Biliyorum ki çoğunuz bu yazıyı okumazsınız. Şimdilerde kanlı bıçaklı
olduğunuz medyanın yaptığı kirli propaganda nedeniyle benim hakkımda
önyargılarınız da var. Hadi şu yukarıda özetlemeye çalıştığım tabloyu iddia
olarak alın, yanılmışlar, aldanmışlar deyin. Hatta var sayalım o olaylar hiç
olmadı ve tüm alanlarda bir başarı söz konusu.

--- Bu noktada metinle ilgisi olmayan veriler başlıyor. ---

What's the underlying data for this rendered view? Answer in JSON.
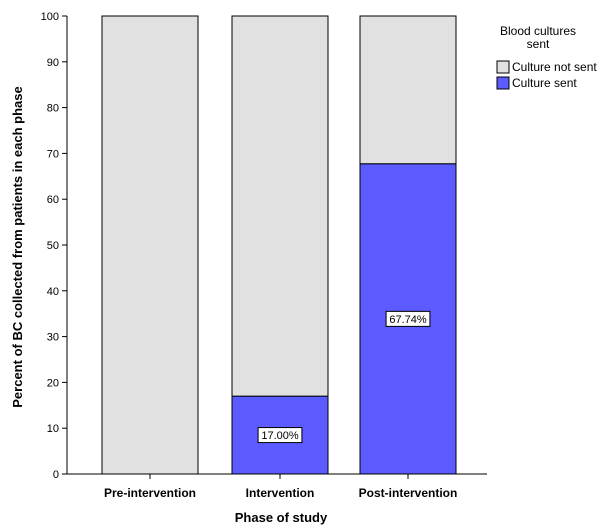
{
  "chart_data": {
    "type": "bar",
    "stacked": true,
    "categories": [
      "Pre-intervention",
      "Intervention",
      "Post-intervention"
    ],
    "series": [
      {
        "name": "Culture sent",
        "values": [
          0,
          17.0,
          67.74
        ],
        "color": "#5b5bff"
      },
      {
        "name": "Culture not sent",
        "values": [
          100,
          83.0,
          32.26
        ],
        "color": "#e1e1e1"
      }
    ],
    "data_labels": [
      "",
      "17.00%",
      "67.74%"
    ],
    "xlabel": "Phase of study",
    "ylabel": "Percent of BC collected from patients in each phase",
    "ylim": [
      0,
      100
    ],
    "yticks": [
      0,
      10,
      20,
      30,
      40,
      50,
      60,
      70,
      80,
      90,
      100
    ],
    "legend": {
      "title_lines": [
        "Blood cultures",
        "sent"
      ],
      "entries": [
        "Culture not sent",
        "Culture sent"
      ],
      "placement": "top-right"
    },
    "grid": false
  }
}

Ama bakın şu var; bir Başbakan ki “çapulcu” diye hakaret ediyor ve insanlar
bunu bir övünç unvanı haline getiriyor. Tüm ülkenin sevdiği sanatçılar,
davetine katıldı diye, toplumun nerede ise yarısı tarafından aforoz
ediliyor. Dünyanın her yerinde hoş bir etkinlik olarak kabul edilecek bir
gösteri maçına, Başbakanla beraber katılan şair/oyuncu bir anda vatan haini
haline geliyor. Bunun hiç mi anlamı yok? Bir toplumun yüzde onunun bile bu
kadar uzak -ki kullanabileceğim en hafif sözcük- bulduğu birisinin
Cumhurbaşkanı olmaması gerekir.
(Hatta kendisinin istememesi gerekir).
11 Eylül saldırılarında henüz kuleler yeni yıkılırken bir ABD vatandaşı
panik içinde şöyle bağırıyordu “biz onlara ne yaptık ki?” bir düşünün sizin
desteklediğiniz bu kadrolar bu insanlara ne yaptılar ki böyle nefret edilir
hale geldiler? Şimdi eşitsiz bir yarışta öncekinin koltuğuna oturtmak
istiyorsunuz.
Dediğim gibi varsayalım yukarıda özetlediğim şeyler olmadı, hepsi iftira ve
sahiden aldatıldı! Ve bir el daha yükselterek; varsayalım Başbakan tüm
yurttaşlarımızın koşulsuz sevdiği birisi. Ama sırf bu aldatılma itirafı bile
bir daha devlet yönetiminin yakınından geçirilmemesi için yeterli neden
değil mi? Gene aklınıza/aklımıza küfreder gibi olanlardan CHP yi, Gezicileri
sorumlu tutmasını mı izleyeceğiz
Toplumun nerede ise yarısını oluşturuyorsunuz. Çok daha dürüst, basiretli,
yetenekli kadrolar çıkarabilirsiniz. Çocuklarınıza verdiğiniz eğitim, bunca
yıldır çektiğiniz sıkıntılar bu adamların ikbali için mi?
Ve en önemlisi bu toplumu geri dönülmez bir ayrışmaya götürdüklerini
görmüyor musunuz?
Başbakan o koltuğa oturunca yok saydıklarının diz çökeceğini mi
sanıyorsunuz?
Bu topraklarda bir an önce barışı, adaleti, birlikte yaşamı kuracak
kadrolara ihtiyacımız var, muhterislere değil.